The CLT Theorem:
The distribution of sample statistics (e.g. mean) is approximatively normal, regardless of the underlying distribution, with mean = \(\mu\) and variance = \(\sigma^2\)
To experiment this theory, we've built a matrix with 40 exponentials (we take lambda=0.2) x 1000 and compute the mean of each row, storing the result in a means vector:
set.seed(1234)
n <- 40
nosim <- 1000
lambda <- 0.2
means <- apply(matrix(rexp(nosim * n, lambda), nosim), 1, mean)
head(means)
## [1] 4.602510 6.017790 5.463686 4.176755 7.144672 4.427567
and plot an histogram of the means vector and the density distribution:
library(ggplot2)
dat <- data.frame(x = 1:nosim, y = means)
ggplot(dat, aes(x = y)) + geom_histogram(colour = "black", fill = "white") +
geom_vline(aes(xintercept = mean(y)), color = "red", linetype = "dashed",
size = 1) + labs(x = "Means", y = "Frequency", title = "Means Frequency")

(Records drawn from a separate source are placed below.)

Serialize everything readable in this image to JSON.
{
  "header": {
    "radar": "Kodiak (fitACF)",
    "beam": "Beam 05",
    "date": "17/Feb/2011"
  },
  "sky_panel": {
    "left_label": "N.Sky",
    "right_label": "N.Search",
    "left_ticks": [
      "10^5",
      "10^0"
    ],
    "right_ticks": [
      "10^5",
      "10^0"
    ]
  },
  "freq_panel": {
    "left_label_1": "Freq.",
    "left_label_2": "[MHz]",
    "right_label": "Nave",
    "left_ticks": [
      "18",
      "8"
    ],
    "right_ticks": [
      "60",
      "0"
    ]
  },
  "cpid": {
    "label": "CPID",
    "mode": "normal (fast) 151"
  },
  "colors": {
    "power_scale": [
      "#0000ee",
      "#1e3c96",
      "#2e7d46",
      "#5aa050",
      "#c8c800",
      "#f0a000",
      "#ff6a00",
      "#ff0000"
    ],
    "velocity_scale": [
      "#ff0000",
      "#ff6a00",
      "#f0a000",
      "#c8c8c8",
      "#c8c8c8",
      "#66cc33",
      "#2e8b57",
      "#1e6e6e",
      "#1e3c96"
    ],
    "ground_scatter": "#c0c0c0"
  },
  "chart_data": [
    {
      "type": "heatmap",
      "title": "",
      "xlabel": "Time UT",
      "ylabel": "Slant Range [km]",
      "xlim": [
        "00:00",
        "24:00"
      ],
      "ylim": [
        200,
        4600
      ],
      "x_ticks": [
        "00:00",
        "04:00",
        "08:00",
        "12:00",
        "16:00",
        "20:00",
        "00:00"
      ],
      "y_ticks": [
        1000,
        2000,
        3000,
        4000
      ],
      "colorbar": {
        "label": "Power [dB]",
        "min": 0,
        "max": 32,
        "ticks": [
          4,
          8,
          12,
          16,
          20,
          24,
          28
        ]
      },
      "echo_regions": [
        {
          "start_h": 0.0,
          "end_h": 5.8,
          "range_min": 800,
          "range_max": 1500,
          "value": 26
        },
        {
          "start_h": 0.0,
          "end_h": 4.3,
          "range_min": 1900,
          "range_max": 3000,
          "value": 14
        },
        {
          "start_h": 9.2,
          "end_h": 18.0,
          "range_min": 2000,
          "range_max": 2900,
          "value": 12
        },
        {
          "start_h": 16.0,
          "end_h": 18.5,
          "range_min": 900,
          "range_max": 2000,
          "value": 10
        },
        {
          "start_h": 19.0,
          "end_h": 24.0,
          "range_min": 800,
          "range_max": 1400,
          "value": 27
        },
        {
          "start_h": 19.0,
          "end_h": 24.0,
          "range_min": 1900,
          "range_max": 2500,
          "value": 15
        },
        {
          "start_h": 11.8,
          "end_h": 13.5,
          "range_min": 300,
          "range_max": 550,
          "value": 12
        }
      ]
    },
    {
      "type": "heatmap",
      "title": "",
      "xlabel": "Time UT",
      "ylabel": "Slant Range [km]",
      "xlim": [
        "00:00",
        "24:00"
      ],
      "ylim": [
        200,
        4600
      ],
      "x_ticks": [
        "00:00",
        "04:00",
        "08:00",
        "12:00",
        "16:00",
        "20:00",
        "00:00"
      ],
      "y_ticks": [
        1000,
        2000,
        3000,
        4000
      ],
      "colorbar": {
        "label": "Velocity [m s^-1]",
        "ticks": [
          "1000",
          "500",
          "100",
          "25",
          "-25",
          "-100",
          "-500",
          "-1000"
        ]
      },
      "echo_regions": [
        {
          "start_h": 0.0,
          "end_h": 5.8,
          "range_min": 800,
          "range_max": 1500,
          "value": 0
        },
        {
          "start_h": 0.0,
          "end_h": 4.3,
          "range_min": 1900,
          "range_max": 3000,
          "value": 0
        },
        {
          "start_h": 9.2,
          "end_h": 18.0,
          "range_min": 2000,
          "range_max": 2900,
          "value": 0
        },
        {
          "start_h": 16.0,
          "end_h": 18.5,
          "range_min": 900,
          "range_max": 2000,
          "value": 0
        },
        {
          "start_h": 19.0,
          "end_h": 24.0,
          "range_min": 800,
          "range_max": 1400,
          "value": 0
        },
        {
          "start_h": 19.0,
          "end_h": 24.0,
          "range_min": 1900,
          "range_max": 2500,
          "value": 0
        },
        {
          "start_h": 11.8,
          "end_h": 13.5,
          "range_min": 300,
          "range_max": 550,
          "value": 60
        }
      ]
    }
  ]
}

ggplot(dat, aes(x = y)) + geom_histogram(binwidth = 0.3, colour = "black", fill = "white",
aes(y = ..density..)) + stat_function(fun = dnorm, args = list(mean = 1/lambda,
sd = 1/lambda/sqrt(n))) + labs(x = "Means", y = "Dendity", title = "Distribution") +
geom_density(alpha = 0.2, fill = "#FF6666")
To confirm this distribution fits the normal distribution, we've draw the hump of the density of a random variable normally distributed with a mean \(1/\lambda\) and a standard deviation \(\frac{1/\lambda}{\sqrt{n}}\).